Leslie Poles Hartley has been credited with writing some of the most sophisticated ghost stories in the English language, and was once quoted as saying that this type of story was “if not the highest, certainly the most exacting form of literary art.” Hartley was born in Whittlesey, Cambridgeshire, England, on 30 December 1895. His father was a solicitor who invested his money in local brickmaking businesses, eventually becoming one of the directors of a prosperous company. Harry Hartley was a busy and respected public figure in his locality: the personification of the self-reliant and god-fearing Victorian businessman. Harry’s wife Bessie was very different, a soft-spoken woman who delighted in poetry. She was also consumed by worry about her health and that of her three children – and was never to let them forget it. Nevertheless, Hartley’s parents complemented each other, and by all accounts enjoyed a long and happy marriage. Hartley’s biographer Adrian Wright quotes Bessie as telling her husband, “I have never seen you come in without pleasure, and I have never seen you go out without regret.” Their only son was never to find such requited fulfilment, except, perhaps, in aspects of his close friendship with David Cecil – but even then Hartley’s feelings were not to be returned in the way that he seemed to have longed for. Once Hartley started to write, his short stories would frequently feature single men who were always somewhat on the edge of things, outsiders who could never quite be at home, who could never quite be themselves, even in the most apparently pleasant settings and comfortable situations.
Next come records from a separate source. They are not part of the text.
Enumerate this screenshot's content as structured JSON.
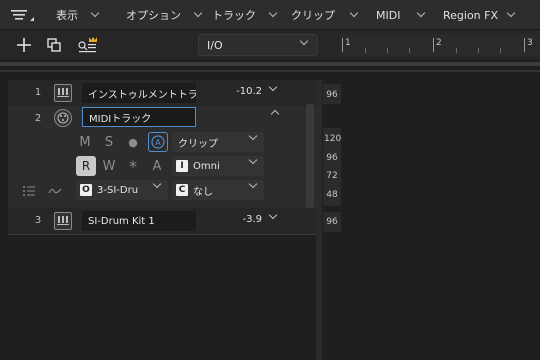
{
  "menubar": {
    "items": [
      {
        "label": "表示"
      },
      {
        "label": "オプション"
      },
      {
        "label": "トラック"
      },
      {
        "label": "クリップ"
      },
      {
        "label": "MIDI"
      },
      {
        "label": "Region FX"
      }
    ]
  },
  "toolbar": {
    "add_icon": "plus-icon",
    "duplicate_icon": "duplicate-icon",
    "track_settings_icon": "crown-list-icon",
    "io_select": {
      "value": "I/O"
    }
  },
  "ruler": {
    "markers": [
      "1",
      "2",
      "3"
    ]
  },
  "tracks": [
    {
      "number": "1",
      "name": "インストゥルメントトラック",
      "volume": "-10.2",
      "icon": "keyboard-icon"
    },
    {
      "number": "2",
      "name": "MIDIトラック",
      "icon": "midi-icon",
      "controls": {
        "mute": "M",
        "solo": "S",
        "record": "●",
        "automation": "A",
        "read": "R",
        "write": "W",
        "star": "*",
        "auto_a": "A"
      },
      "input_type": "クリップ",
      "input_port": "Omni",
      "input_port_badge": "I",
      "output": "3-SI-Dru",
      "output_badge": "O",
      "channel": "なし",
      "channel_badge": "C"
    },
    {
      "number": "3",
      "name": "SI-Drum Kit 1",
      "volume": "-3.9",
      "icon": "keyboard-icon"
    }
  ],
  "velocity": {
    "track1": [
      "96"
    ],
    "track2": [
      "120",
      "96",
      "72",
      "48"
    ],
    "track3": [
      "96"
    ]
  }
}
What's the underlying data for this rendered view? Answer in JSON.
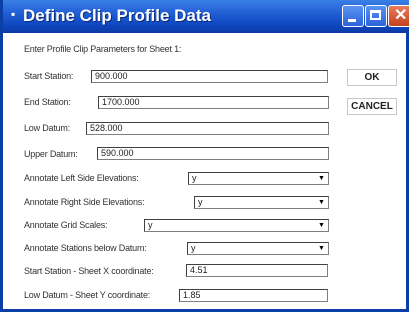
{
  "window": {
    "title": "Define Clip Profile Data",
    "title_icon": "dialog-icon",
    "controls": {
      "close_glyph": "✕"
    }
  },
  "form": {
    "intro": "Enter Profile Clip Parameters for Sheet 1:",
    "start_station": {
      "label": "Start Station:",
      "value": "900.000"
    },
    "end_station": {
      "label": "End Station:",
      "value": "1700.000"
    },
    "low_datum": {
      "label": "Low Datum:",
      "value": "528.000"
    },
    "upper_datum": {
      "label": "Upper Datum:",
      "value": "590.000"
    },
    "annotate_left": {
      "label": "Annotate Left Side Elevations:",
      "value": "y"
    },
    "annotate_right": {
      "label": "Annotate Right Side Elevations:",
      "value": "y"
    },
    "annotate_grid": {
      "label": "Annotate Grid Scales:",
      "value": "y"
    },
    "annotate_stations": {
      "label": "Annotate Stations below Datum:",
      "value": "y"
    },
    "start_station_x": {
      "label": "Start Station - Sheet X coordinate:",
      "value": "4.51"
    },
    "low_datum_y": {
      "label": "Low Datum - Sheet Y coordinate:",
      "value": "1.85"
    },
    "dropdown_glyph": "▼"
  },
  "buttons": {
    "ok": "OK",
    "cancel": "CANCEL"
  }
}
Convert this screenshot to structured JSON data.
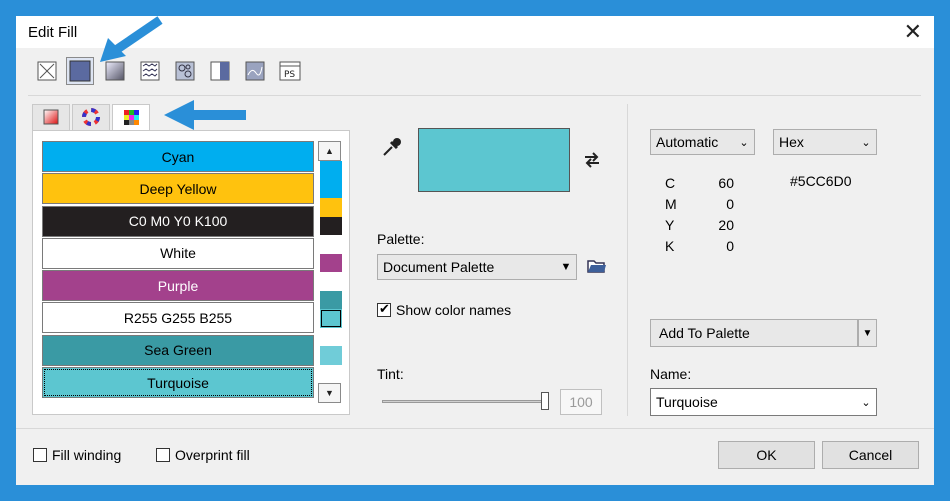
{
  "window": {
    "title": "Edit Fill",
    "close_symbol": "✕"
  },
  "fill_types": [
    "no-fill-icon",
    "uniform-fill-icon",
    "fountain-fill-icon",
    "vector-pattern-icon",
    "bitmap-pattern-icon",
    "two-color-pattern-icon",
    "texture-fill-icon",
    "postscript-fill-icon"
  ],
  "model_tabs": [
    "color-viewers-tab",
    "color-harmonies-tab",
    "color-palettes-tab"
  ],
  "palette_colors": [
    {
      "name": "Cyan",
      "hex": "#00aeef",
      "text_color": "#000000"
    },
    {
      "name": "Deep Yellow",
      "hex": "#ffc20e",
      "text_color": "#000000"
    },
    {
      "name": "C0 M0 Y0 K100",
      "hex": "#231f20",
      "text_color": "#ffffff"
    },
    {
      "name": "White",
      "hex": "#ffffff",
      "text_color": "#000000"
    },
    {
      "name": "Purple",
      "hex": "#a3418c",
      "text_color": "#ffffff"
    },
    {
      "name": "R255 G255 B255",
      "hex": "#ffffff",
      "text_color": "#000000"
    },
    {
      "name": "Sea Green",
      "hex": "#3a9aa4",
      "text_color": "#000000"
    },
    {
      "name": "Turquoise",
      "hex": "#5cc6d0",
      "text_color": "#000000"
    }
  ],
  "mini_swatches": [
    "#00aeef",
    "#00aeef",
    "#ffc20e",
    "#231f20",
    "#ffffff",
    "#a3418c",
    "#ffffff",
    "#3a9aa4",
    "#5cc6d0",
    "#ffffff",
    "#70ccd8",
    "#ffffff"
  ],
  "preview_color": "#5cc6d0",
  "palette": {
    "label": "Palette:",
    "value": "Document Palette",
    "show_names_label": "Show color names",
    "show_names_checked": true
  },
  "tint": {
    "label": "Tint:",
    "value": "100",
    "level_percent": 100
  },
  "color_model": {
    "mode": "Automatic",
    "format": "Hex",
    "hex_value": "#5CC6D0"
  },
  "cmyk": [
    {
      "channel": "C",
      "value": "60"
    },
    {
      "channel": "M",
      "value": "0"
    },
    {
      "channel": "Y",
      "value": "20"
    },
    {
      "channel": "K",
      "value": "0"
    }
  ],
  "add_to_palette": "Add To Palette",
  "name_field": {
    "label": "Name:",
    "value": "Turquoise"
  },
  "footer": {
    "fill_winding": "Fill winding",
    "overprint_fill": "Overprint fill",
    "ok": "OK",
    "cancel": "Cancel"
  },
  "accent": "#2a8fd8"
}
Harry Hartley’s growing prosperity allowed him to move his family to Peterborough, when he bought Fletton Tower, a large house (or miniature castle – it did boast an impressive entrance tower) set in extensive gardens not far from the centre of the city. Over the years Hartley would always visit his parents in their hulking gothic house, returning to the shielding concern of his mother. After their deaths, Fletton Tower remained in the family, but as Hartley grew older he would try to avoid going there except for short visits. At the age of thirteen Hartley was sent away to school, being later enrolled at the public schools Clifton College and Harrow School (in England, ‘public’ schools are in fact private). At Harrow he played sports and began contributing to the school magazine. He won a university scholarship and proceeded to Balliol College, Oxford, in 1915; but it was impossible to escape the Great War, and much against his mother’s wishes, the young man enlisted in the army. Hartley was found fit only for duties on the home front, and was honourably discharged in the autumn of 1918. Nevertheless, the Great War left its mark on him. As his biographer notes, “[Hartley’s] belief in his fellow man was corroded in the aftermath of war. There was a loss of confidence in human nature, the knowledge that another man would do him down if he could.” Already convinced that he should become a writer, Hartley was to embody this sense in much of his fiction, including his macabre short stories. The darker side of what people are capable of doing to each other would always be present in his life and writing.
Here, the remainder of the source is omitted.